Investigating the Migrational Capacity of Genetically Engineered Cells in a Model of Parkinson’s Disease

88

The overall objective of this study is to investigate an alternative treatment for patients with Parkinson’s disease. In order to replace the damaged or lost dopamine-producing neurons, caused by the disease process, we genetically engineered immortalized rat mesencephalic cells with green fluorescent protein (GFP) and dopamine-synthesizing enzymes. Cells were characterized biochemically and then transplanted into an animal model of Parkinson’s disease. The present study examines whether a “stem cell-like” line engineered to produce GFP, has the capacity to integrate into the host brain, survive, differentiate, and remain at the transplant site. We investigated the migrational capacity of an immortal rat central nervous system progenitor cell line by examining serial sections throughout the cerebrum one week (N=2) and one month (N=2) after transplantation into the lesioned striatum of hemiparkinsonian, dyskinetic, rats. GFP-expressing cells were pre-labeled with the nuclear marker hoechst.

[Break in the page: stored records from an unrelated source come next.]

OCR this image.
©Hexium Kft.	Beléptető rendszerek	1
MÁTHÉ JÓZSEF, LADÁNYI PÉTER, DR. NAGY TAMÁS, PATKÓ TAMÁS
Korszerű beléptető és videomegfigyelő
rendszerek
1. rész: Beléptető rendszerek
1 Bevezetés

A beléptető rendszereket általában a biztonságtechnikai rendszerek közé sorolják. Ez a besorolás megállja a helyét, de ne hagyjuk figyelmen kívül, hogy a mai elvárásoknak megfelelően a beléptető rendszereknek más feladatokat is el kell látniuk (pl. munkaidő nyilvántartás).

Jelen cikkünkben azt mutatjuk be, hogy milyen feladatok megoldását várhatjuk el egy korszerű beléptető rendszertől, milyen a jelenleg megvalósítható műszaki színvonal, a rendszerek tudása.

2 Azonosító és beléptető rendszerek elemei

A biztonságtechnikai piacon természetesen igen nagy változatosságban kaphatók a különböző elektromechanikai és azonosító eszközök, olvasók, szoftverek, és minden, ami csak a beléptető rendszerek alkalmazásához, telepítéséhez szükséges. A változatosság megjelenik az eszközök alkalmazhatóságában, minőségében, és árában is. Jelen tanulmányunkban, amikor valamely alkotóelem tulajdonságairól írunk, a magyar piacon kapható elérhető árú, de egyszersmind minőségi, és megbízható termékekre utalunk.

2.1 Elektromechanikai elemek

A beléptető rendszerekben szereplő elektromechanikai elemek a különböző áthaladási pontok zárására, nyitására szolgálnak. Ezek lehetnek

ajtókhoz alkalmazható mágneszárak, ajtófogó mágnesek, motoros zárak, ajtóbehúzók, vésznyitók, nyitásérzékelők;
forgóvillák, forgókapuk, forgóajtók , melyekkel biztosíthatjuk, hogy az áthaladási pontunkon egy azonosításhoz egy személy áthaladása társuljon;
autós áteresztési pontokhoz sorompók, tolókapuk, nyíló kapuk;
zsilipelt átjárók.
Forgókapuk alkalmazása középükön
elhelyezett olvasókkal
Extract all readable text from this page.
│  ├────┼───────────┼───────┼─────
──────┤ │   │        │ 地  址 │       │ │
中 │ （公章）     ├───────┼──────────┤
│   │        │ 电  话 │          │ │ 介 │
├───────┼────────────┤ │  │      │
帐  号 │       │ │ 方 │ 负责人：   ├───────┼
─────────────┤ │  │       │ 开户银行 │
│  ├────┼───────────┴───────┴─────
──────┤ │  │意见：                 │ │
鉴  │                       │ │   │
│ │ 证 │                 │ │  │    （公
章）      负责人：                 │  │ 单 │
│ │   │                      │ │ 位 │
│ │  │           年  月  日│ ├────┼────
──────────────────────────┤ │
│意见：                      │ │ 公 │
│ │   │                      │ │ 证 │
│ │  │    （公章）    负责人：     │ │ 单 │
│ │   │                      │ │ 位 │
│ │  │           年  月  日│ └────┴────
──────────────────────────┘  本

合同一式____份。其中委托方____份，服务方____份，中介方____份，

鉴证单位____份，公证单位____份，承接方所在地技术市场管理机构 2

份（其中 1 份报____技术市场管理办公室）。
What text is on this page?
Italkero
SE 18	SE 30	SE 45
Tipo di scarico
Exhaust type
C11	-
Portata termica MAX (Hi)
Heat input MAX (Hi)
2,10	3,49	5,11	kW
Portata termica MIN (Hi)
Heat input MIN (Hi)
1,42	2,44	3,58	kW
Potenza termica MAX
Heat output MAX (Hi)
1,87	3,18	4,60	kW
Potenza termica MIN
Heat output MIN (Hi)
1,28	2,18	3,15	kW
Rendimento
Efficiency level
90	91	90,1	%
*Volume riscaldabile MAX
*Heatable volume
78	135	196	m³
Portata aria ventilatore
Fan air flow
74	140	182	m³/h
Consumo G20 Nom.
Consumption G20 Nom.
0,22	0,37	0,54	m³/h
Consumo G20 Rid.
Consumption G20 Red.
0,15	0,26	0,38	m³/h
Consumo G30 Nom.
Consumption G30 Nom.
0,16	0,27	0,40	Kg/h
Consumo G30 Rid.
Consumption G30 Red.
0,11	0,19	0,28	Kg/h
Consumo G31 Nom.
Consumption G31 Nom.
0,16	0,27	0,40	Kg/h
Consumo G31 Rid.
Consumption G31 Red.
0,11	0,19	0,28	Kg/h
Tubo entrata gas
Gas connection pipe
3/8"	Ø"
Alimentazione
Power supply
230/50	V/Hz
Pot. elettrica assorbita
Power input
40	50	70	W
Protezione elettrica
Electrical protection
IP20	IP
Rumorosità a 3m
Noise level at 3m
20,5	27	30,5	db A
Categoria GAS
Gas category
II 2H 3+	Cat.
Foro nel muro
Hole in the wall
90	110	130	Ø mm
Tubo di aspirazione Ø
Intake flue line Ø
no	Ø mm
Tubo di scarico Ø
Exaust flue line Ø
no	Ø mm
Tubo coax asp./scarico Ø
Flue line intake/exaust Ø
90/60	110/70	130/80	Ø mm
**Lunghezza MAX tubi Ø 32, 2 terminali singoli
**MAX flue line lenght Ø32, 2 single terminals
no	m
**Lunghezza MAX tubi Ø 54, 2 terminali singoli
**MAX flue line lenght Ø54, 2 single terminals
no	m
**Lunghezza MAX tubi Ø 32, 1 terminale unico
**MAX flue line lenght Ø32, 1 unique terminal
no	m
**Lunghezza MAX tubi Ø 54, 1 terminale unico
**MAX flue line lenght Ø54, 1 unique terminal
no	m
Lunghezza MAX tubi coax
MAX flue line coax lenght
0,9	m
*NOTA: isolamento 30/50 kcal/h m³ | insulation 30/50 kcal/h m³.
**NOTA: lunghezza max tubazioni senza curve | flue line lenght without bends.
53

We observed and recorded behavioral effects before transplantation, one week post-transplantation, and one month post transplantation for the remaining animals. Histological examination was then carried out one week and one month post-transplantation using endogenous fluorescence and immunohistochemical analysis. These studies will determine if these transplanted neurons remain viable at the transplant site without migration or fusion as seen in our previous studies. The initial results suggest that the AF5 cell line does not migrate or fuse, while the longer-term effects are still being analyzed. Future studies will include transplantation of the same parental cell line engineered to produce dopamine (AF5THDDC) into the hemiparkinsonian, dyskinetic, rat model. These data will be important to understand the potential for using genetic engineering and transplantation of neurons as an alternative cell-based approach to intractable diseases of the central nervous system.